Table 3. List of recommendations to guide new funding strategies.
| Recommendations | Comments | |
|---|---|---|
| R1 | Implement funding for the production and centralized distribution of AD patient-derived cells (e.g., fibroblasts, peripheral blood cells, iPSCs) | Consider establishing NIH-funded centers to provide investigators with patient-derived cells and already reprogrammed iPSCs. However, this might be proven unnecessary if other entities, such as CIRM and NYSFC, will do this on their own |
| R2 | Allocate funding for research proposals aiming at defining & validating early biomarkers of AD | Current biomarkers measure levels of Aβ (in CSF), and levels of phospho-tau and total tau (in CSF). In this regard, neuroimaging technologies by means of MRI and PET (FDG-PET and amyloid imaging) are particularly suitable to allow early detection of AD and assess therapeutic efficacy in vivo. Develop and validate additional portable and non-invasive techniques that can identify predictive biomarkers. |
| R3 | Allocate more funding to research projects focusing on the most prevalent late-onset/sporadic AD | Despite the fact that the majority of AD cases are late-onset, the current number of NIH funded active projects focused on the late-onset/sporadic AD is lower than the number of projects on early-onset and familial AD (81 vs 182, as of July 6th 2015. Data retrieved from http://projectreporter.nih.gov/reporter.cfm) |
| R4 | Allocate funding to centers conducting omics research in human-based settings | This would be relevant considering the need for expensive high throughput technological tools and creation of multidisciplinary teams of experts |
| R5 | Create specific RFAs focused on non-animal/human-based research | One example in this direction to significantly reduce animal experimentation is provided by Europe and UK: for instance, NC3Rs rates projects considering their scientific value as 50% and their contribution to the reduction of animal tests as the remaining 50% of the final score (http://www.nc3rs.org.uk/funding).
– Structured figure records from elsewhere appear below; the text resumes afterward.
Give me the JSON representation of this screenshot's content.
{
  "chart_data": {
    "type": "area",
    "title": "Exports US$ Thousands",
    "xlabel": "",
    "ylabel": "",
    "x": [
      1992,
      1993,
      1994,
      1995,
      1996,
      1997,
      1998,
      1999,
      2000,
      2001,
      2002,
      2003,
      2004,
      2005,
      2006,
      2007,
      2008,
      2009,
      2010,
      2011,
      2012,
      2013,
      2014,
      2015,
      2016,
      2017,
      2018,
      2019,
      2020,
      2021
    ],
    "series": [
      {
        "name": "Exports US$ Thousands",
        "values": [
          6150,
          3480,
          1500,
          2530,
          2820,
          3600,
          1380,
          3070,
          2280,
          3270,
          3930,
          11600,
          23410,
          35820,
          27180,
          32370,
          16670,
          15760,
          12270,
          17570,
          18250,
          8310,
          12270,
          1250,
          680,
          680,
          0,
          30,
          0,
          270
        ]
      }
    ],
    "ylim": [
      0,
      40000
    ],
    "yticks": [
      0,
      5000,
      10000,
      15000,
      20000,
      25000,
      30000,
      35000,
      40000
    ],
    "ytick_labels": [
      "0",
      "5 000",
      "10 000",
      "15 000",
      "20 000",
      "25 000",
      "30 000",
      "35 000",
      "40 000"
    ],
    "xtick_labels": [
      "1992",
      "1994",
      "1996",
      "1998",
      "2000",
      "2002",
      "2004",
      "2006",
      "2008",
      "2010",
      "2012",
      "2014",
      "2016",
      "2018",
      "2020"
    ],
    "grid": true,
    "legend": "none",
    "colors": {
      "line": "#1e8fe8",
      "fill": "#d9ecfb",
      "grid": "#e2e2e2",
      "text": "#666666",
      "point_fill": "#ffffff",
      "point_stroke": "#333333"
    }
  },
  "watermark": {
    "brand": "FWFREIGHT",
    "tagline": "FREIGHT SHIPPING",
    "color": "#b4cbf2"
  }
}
More directly, a dedicated call should be made for complete and direct alternatives that offer new perspectives and fundamentally ethical approach that do not involve animal experimentation |
| R6 | Increase funding support for basic research studies to speed the discovery process | Recognize the many types and growing applicability of non-animal models in basic research. Dedicated funding should be allocated to high-risk high innovation studies, including the development of non-animal models for research in this area. Not all projects need to be immediately translational in nature |
| R7 | Increase funding to study risk factors and evidence-based prevention approaches to slow the progression of AD | There is an urgent need to increase funding for epidemiological and clinical studies, focused on the impact of specific nutrition, level of physical activity, and level of educational attainment in the onset and progression of AD. Also, increase resources for examining factors across multiple risk and ameliorating variables including: environmental exposure, access to health care, sex and gender, ongoing social and cognitive engagement. Design intervention strategies in large scale cohorts. Dedicate resources to disseminate knowledge of known lifestyle factors to the public at large as well as new incoming information. Randomized clinical trials of individual dietary practices as well as nutritional supplements. Begin with individuals who have low or insufficient nutrient levels and for whom the highest beneficial effects have been observed (Morris, Tangney et al. 2015) |
| R8 | Consider ethno-cultural factors | Epidemiological studies addressing ethnic, cultural variations and implication of lifestyle risk factors would be highly relevant both to smaller communities and lessons that can be extended to the population at large. Collaboration with epidemiological studies in other clinical domains, such as vascular research (Satizabal, Beiser et al. 2016) will be critical for unmasking these complex relationships. |
Abbreviations: CIRM, California Institute for Regenerative Medicine; NYSCF, New York Stem Cell Foundation; CSF, cerebrospinal fluid; MRI, magnetic resonance imaging; PET, positron emission tomography; FDG-PET, fluorodeoxyglucose-PET; RFAs, Requests for Applications.